Muss man nicht unbedingt gelesen haben: "Schulden die ersten 5000 Jahre" von David Graeber

Jürgen Kaiser, erlassjahr.de
28. September 2012

Nein, Graebers Buch stellt die Welt des Kapitalismus nicht auf den Kopf. Es bietet der oder dem Interessierten (und nur dem Interessierten, weil jeder andere beim Rumsurfen in der Geschichte schon bald Schwierigkeiten hätte, festzustellen, welcher Baum gerade jetzt wieder den Blick auf den Wald verdeckt) Leser eine ebenso anstrengende wie interessante Wanderung durch die Wirtschaftsgeschichte. Dabei haben es dem Autor die Frühzeit und das frühe Altertum in besonderer Weise angetan, was aus unserer Sicht prima ist, denn das biblische Erlassjahr spielt häufig implizit und an prominenter Stelle auch mal explizit bei Graeber eine große Rolle.

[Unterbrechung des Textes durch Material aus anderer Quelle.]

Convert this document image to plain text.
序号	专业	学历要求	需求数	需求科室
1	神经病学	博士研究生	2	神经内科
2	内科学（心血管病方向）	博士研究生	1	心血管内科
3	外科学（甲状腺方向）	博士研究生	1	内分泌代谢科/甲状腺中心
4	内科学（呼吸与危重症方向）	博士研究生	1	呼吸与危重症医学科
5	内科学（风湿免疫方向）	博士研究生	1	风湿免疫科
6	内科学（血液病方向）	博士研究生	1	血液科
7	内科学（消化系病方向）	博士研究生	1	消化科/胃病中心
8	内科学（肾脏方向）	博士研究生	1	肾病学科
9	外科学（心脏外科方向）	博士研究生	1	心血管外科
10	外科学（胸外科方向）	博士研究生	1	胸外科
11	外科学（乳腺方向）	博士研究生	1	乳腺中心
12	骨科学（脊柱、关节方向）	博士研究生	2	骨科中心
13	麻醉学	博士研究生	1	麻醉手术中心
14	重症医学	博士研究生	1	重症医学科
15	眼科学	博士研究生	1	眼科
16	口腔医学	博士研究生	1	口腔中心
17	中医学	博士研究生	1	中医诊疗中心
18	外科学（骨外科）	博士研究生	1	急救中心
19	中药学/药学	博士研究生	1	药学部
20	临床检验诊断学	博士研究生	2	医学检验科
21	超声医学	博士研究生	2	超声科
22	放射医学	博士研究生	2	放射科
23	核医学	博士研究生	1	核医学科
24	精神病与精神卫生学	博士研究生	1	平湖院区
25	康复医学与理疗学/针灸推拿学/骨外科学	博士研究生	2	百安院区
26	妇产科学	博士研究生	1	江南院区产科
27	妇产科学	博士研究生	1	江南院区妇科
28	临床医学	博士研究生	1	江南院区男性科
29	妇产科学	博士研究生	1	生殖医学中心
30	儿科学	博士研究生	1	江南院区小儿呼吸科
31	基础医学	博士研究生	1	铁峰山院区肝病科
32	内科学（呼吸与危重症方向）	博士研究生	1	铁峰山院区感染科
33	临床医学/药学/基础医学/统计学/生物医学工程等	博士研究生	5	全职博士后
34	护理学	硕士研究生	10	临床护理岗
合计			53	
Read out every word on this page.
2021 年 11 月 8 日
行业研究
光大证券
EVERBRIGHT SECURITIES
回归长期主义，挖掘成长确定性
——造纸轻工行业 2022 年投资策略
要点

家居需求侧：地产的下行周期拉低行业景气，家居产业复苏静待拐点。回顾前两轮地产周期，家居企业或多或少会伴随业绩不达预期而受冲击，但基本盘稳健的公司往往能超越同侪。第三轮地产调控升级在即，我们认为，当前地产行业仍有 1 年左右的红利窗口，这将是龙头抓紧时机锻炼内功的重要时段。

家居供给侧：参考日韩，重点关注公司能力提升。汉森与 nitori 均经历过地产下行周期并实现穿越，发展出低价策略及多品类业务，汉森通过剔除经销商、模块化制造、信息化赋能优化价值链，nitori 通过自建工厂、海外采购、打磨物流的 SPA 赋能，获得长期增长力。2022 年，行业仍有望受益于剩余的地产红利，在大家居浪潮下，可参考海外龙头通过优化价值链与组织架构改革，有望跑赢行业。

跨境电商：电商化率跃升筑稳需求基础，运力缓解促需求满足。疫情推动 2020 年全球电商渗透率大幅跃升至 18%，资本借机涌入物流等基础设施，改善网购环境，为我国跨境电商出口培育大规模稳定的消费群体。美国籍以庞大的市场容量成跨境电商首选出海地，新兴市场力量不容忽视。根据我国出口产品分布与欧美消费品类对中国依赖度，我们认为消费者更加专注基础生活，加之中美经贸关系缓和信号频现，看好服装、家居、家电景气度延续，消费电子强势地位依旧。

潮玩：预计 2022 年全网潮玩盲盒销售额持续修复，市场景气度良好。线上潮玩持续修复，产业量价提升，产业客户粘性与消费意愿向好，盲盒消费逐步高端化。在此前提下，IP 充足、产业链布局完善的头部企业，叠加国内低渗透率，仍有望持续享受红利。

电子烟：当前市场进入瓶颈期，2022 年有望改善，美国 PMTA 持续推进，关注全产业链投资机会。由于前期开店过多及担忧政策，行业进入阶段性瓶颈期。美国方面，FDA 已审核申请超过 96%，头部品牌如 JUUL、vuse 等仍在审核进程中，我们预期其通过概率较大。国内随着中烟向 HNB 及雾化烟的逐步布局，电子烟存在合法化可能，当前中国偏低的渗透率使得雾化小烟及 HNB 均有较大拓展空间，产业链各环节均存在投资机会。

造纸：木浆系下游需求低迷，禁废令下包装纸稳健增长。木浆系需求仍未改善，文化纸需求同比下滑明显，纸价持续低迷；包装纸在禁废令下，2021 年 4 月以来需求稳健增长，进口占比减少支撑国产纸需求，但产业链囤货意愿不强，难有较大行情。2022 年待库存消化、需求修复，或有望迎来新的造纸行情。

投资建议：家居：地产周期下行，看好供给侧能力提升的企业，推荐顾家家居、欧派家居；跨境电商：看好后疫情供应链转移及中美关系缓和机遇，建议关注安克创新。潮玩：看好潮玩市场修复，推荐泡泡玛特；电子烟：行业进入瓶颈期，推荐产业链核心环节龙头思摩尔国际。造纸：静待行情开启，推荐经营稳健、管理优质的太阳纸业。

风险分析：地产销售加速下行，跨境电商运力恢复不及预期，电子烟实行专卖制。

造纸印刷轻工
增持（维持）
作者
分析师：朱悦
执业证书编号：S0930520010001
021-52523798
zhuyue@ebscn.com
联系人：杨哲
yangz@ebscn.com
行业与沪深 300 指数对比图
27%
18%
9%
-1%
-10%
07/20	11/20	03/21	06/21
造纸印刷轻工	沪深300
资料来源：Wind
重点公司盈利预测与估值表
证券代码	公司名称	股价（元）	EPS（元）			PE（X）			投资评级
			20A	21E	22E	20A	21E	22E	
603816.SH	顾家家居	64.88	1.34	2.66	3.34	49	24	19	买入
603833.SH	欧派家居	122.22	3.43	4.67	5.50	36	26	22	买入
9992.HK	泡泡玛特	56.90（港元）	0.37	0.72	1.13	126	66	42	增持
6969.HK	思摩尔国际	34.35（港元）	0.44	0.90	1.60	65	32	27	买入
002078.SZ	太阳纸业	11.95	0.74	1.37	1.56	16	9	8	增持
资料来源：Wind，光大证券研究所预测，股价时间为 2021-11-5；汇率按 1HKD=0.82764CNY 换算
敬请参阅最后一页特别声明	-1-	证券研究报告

Ein paar Dinge kann auch ein erlassjahr-Aktivist noch aus diesen historischen Wanderungen mitnehmen: Dass das erlassjahr-Konzept nicht nur im Alten Testament vorkommt, sondern auch in der Sumerischen und der Babylonischen Geschichte auftaucht. Oder eine große Zahl von Quellen, die zeigen, dass das biblische Erlaßjahr durchaus nicht nur Theorie geblieben ist, sondern im alten Israel auch umgesetzt wurde (Kap. 4, fn 19). Entsprechend und sympathisch ist der einzige handlungsorientierte Vorschlag den der Autor ganz am Ende des Werkes zum besseren Umgang mit dem Problem von Überschuldung macht, der, dass es so etwas wie ein biblisches Erlaßjahr geben sollte. Das ist nett formuliert, in Zeiten, wo der Bundesfinanzminister schon mal auf dem Katholikentag erklärt, ein Erlaßjahr könne ja wohl keine Lösung für Europas Schuldenkrise sein. Wie das Erlaßjahr für die sehr unterschiedlichen Arten von Schuldner-Gläubiger-Beziehungen tatsächlich aussehen sollte, verrät Graeber uns allerdings nicht.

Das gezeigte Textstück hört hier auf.